EV batteries have many more cells in series, for example my car is 104S, and 800V cars have (obviously) more than 200 cells in series.

And the longevity of car batteries isn’t about wear being distributed “evenly” (a healthy battery can’t really wear “unevenly”, you always load all cells at once). EVs take care of their batteries, they cool them, heat them, balance them periodically, and they don’t actually pull that much power from them. They also keep the cells within pretty conservative voltage limits.

1 comments

Indeed, I meant 10S. And what I meant by load being distributed along more cells, is that since you have many more cells, current drawn from each is lower. Which greatly prolongs the lifetime.

And hence the question I had with charging too fast. Since discharging faster clearly wears them more quickly, surely charging faster has a similar effect, since it's mostly the reversed process?
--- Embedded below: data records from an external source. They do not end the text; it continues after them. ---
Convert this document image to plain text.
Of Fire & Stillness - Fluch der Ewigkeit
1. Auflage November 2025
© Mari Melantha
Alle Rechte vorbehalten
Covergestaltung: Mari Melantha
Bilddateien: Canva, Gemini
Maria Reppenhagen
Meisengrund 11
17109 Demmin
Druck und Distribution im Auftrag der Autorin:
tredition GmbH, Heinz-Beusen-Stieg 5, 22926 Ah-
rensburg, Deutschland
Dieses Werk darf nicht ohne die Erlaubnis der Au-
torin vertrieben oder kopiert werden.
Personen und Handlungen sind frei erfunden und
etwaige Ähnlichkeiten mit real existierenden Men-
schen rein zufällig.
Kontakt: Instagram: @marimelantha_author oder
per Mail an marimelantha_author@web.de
A question probably easily answered with a query to a LLM.

“Number of cells” doesn’t really tell you anything about current and how it will affect the battery. The number of cells in series gives you the nominal voltage of the entire battery, and the P number (number of cells in parallel) rarely tells you anything useful — three 2000 mAh cells in parallel are equivalent to one 6000 mah cell, and both approaches are valid and used.

What you care about is actually the mass of the cells, basically the total weight of the active material. More material means higher capacity and can withstand more current.

For example, my car is 104S and that’s it, no parallel connections, but the individual cells are huge (~170 Ah each).